Where I've been/What I've seen
Wow! I forgot this blog existed! Alright here goes nothing.
As mentioned aforehand, our next morning was spent at the world-famous Ramsey Canyon, at the time home to not one, not two, but three ABA code 3-4s. We had a pretty early start, such that we would be done in the early-afternoon after hiking up to the Tufted Flycatcher spot (which, unfortunately, had been sporadic at best in recent days). We arrived at the trailhead, and while the leaders checked-in with The Nature Conservancy staff, we were lectured on some of the history and species seen within the Ramsey Canyon Preserve. Our first stop along the trail was a brief check of the feeders right outside the visitor center. Unexpectedly, we saw a Violet-crowned Hummingbird on one of them, prompting one of the leaders (I believe Michael) to state something along the lines of, "Not many people can claim they got their first Violet-crown in the ABA, not at the Paton house." We began to walk up the trail, keeping our eyes and ears open to any bird we saw along the way. As we hiked up in elevation, we could notice some of the habitat changes that occur within Ramsey, from smaller trees toward the bottom to larger conifers toward the top.
Today would be the first of two days in the Huachuca Mountains, and the beginning of the ABA Rarities of the trip (3+). Our birding for the day started at around 7:30, and we would be at Hunter Canyon (Upper Trail) for about three hours. Our target bird here was to be a Rufous-capped Warbler, a rarity pretty much exclusive to southeast Arizona, and a target bird for many on the trip. On the way up to the shady area where the warbler had been reported, we spotted birds such as Greater Pewee, Scott's Oriole, and quite a few other species that we had either limited looks at previously, or were flat out firsts for the trip. There was also a bit more cooperative Black-throated Gray Warbler, and quite a few Dusky-capped Flycatchers on the hike up. Once we reached the shaded area, we took a break for water and sat down off to the side of the trail for about fifteen minutes, and were considering continuing onward before somebody stated: "I might have it." It took a while for everyone to see the bird, as it was at first in a very dense shrub. The bird then vanished, and we waited for a reappearance for what was probably another fifteen minutes before we heard it calling. The bird was perched nicely right out in the open, not terribly far off the trail, but just out of range for decent photos (the lighting was not optimal either). The bird sat there for a while, allowing us to study it through field sketching. We decided to hike down before it heated up, as it was already about eighty degrees out.
Our next stop was a Private Residence which usually has a Lucifer Hummingbird over near Ash Canyon. Unfortunately, we missed this species while we were here, but we did hear a Montezuma Quail calling in the distance, along with a Loggerhead Shrike perched on top of a dead snag. The yard was also a haven for butterflies and beetles, so we saw quite a few species of both.

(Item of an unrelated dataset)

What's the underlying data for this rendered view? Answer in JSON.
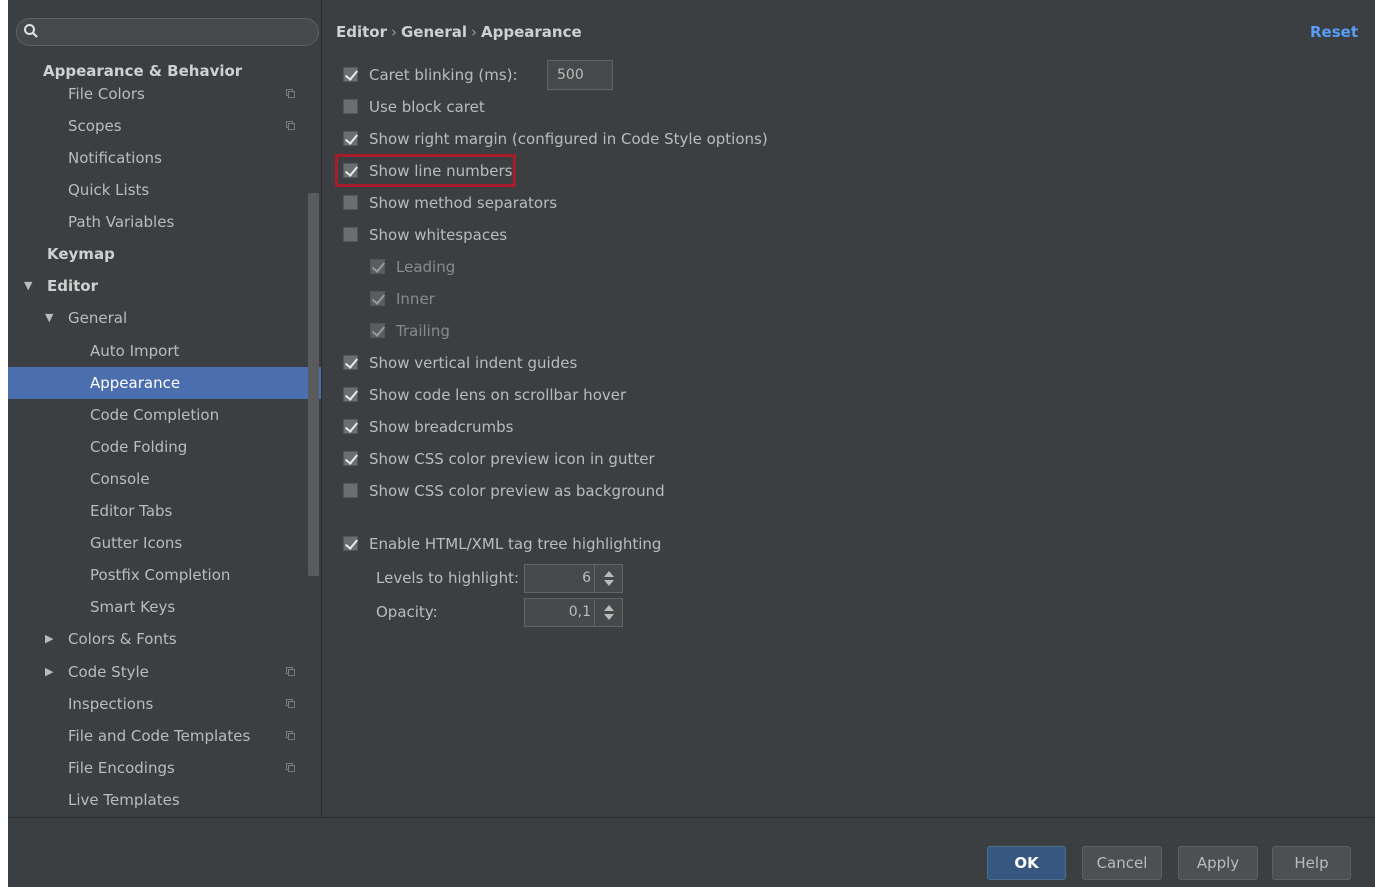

After a quite successful morning and early afternoon, we took a break until after dinner, when we would go owling. The leaders had received a tip on a good spot for both Whiskered Screech and Elf, so we decided to go there. We were not disappointed. Not only did we hear both of those species, but also a Mexican Whip-poor-will, a lifer for me. This was a great day to end our time in the camp’s namesake mountains, and were most certainly some of the most enjoyable days of the trip for me.